Further impetus was provided by the Trumpflation trade, which has encouraged investors that economic growth will rise. It has been of particular benefit to bank stocks, which tend to perform well as the economy is growing in the latter stages of the economic cycle. With the post-Brexit economic outlook improving, fears of a recession have subsided, with banks benefitting from robust consumer spending and demand for mortgages.
Low interest rates continue to tether bank profits. The Bank of England cut the benchmark rate to a record 0.25 per cent in the summer and it is unclear when it will decide to either raise or lower them again. The domestically-focused Lloyds, which has a large share of the UK’s mortgage market, would be the most likely to benefit when an interest rate rise comes, though it could also be hit by any significant pick-up in inflation.
Read more: How to protect your portfolio from inflation's rising tide
HSBC, which is more exposed to the US market, is likely to do well in the meantime, with three rate hikes expected from the Federal Reserve this year.
“More than almost any industry, banking is a scale game,” says Alex Wright, manager of the Fidelity Special Situations fund. He thinks that market share is closely tied to a bank’s performance.
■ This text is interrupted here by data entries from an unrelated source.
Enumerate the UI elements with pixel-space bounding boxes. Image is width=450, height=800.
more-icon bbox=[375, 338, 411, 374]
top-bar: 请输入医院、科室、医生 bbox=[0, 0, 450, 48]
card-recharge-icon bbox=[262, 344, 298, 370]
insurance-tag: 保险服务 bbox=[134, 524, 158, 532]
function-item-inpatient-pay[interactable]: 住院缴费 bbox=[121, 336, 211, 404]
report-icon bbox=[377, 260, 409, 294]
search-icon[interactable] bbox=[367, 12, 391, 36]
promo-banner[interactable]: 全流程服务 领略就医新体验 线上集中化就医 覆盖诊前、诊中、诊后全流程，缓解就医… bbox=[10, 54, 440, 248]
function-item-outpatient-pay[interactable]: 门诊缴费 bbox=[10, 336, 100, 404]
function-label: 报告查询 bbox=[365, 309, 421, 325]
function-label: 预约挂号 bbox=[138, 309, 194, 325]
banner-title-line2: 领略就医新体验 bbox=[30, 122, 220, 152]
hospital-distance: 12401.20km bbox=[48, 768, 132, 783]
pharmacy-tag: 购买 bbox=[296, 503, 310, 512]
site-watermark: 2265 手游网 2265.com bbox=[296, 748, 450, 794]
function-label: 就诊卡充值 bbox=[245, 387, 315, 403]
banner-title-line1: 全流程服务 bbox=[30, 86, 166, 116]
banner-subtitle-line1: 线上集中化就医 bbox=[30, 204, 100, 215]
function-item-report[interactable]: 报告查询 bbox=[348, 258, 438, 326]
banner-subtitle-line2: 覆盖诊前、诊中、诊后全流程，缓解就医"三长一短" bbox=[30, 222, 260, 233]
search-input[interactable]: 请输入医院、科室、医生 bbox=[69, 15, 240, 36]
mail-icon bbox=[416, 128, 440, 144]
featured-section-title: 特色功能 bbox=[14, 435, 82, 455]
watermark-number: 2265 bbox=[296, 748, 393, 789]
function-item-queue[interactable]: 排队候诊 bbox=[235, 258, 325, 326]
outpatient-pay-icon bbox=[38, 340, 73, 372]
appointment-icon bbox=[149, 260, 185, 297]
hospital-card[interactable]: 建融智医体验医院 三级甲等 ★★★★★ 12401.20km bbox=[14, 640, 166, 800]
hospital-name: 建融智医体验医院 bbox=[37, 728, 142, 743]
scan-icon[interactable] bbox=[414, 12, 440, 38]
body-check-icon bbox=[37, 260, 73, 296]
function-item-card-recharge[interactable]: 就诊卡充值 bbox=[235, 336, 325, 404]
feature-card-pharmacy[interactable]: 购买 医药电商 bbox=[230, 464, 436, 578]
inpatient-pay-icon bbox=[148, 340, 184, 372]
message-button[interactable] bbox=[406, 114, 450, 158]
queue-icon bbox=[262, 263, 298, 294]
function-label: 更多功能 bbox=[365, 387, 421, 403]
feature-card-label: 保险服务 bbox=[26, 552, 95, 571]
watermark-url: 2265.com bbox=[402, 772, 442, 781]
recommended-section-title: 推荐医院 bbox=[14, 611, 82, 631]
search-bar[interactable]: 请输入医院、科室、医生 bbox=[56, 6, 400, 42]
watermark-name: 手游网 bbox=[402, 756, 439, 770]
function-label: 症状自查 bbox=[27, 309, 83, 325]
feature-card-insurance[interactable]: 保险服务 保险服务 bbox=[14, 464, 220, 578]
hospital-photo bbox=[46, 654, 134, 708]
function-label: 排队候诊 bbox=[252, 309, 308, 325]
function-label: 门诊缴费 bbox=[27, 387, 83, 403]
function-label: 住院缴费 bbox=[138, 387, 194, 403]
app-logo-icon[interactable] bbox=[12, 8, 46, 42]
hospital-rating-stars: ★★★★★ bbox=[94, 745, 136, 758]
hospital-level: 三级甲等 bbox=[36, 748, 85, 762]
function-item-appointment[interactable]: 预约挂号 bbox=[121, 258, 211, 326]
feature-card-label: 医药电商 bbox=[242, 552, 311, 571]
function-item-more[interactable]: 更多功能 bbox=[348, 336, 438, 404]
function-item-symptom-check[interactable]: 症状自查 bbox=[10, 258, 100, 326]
“Lloyds has a 25 per cent market share across most lines in personal and business banking in the UK. HSBC and the US-listed Citigroup are dominant in mid-market business transactions given their unique global footprint, which other banks find difficult to replicate,” Wright adds. Lloyds is the largest UK bank holding in his fund. “Lloyds currently trades on around 10.5 times earnings, and its dividend is expected to grow quite a lot from last year’s 3.5 per cent level. At today’s level of interest rates, those are attractive."
Bailout beneficiaries
Annual results will be announced by HSBC, Lloyds, Barclays and RBS next week, with analysts anticipating that Lloyds and RBS, which both received government bailouts, will have continued on very different trajectories.
Lloyds is expected to have tripled its net profits, while RBS is expected to announce a further £2bn in losses. The government has been selling off its stake in Lloyds, and now owns less than 5 per cent, while its holding in RBS is still a massive 72 per cent. Earlier this month, Lloyds announced that it would be paying its staff more in bonuses than RBS, despite having a far smaller investment banking operation.
RBS's pains show little sign of easing. Its share price rose by 0.9 per cent yesterday on reports that it will continue to slash its way to profitability, though it is unclear how sustainable such a strategy is. "The bank has already cut costs at a rate of roughly £1bn a year for the last three, and shed around a third of posts since 2013," pointed out Neil Wilson, senior market analyst at ETX Capital, though Deutsche Bank, he noted, has upgraded its outlook on RBS from "sell" to "hold".
But between the bumper fines, the extra £2bn it needs to meet the Bank of England's capital requirements, and the European Commission's order for it to offload its Williams & Glyn consumer banking unit, RBS's fortunes look unlikely to go the way of Lloyds any time soon.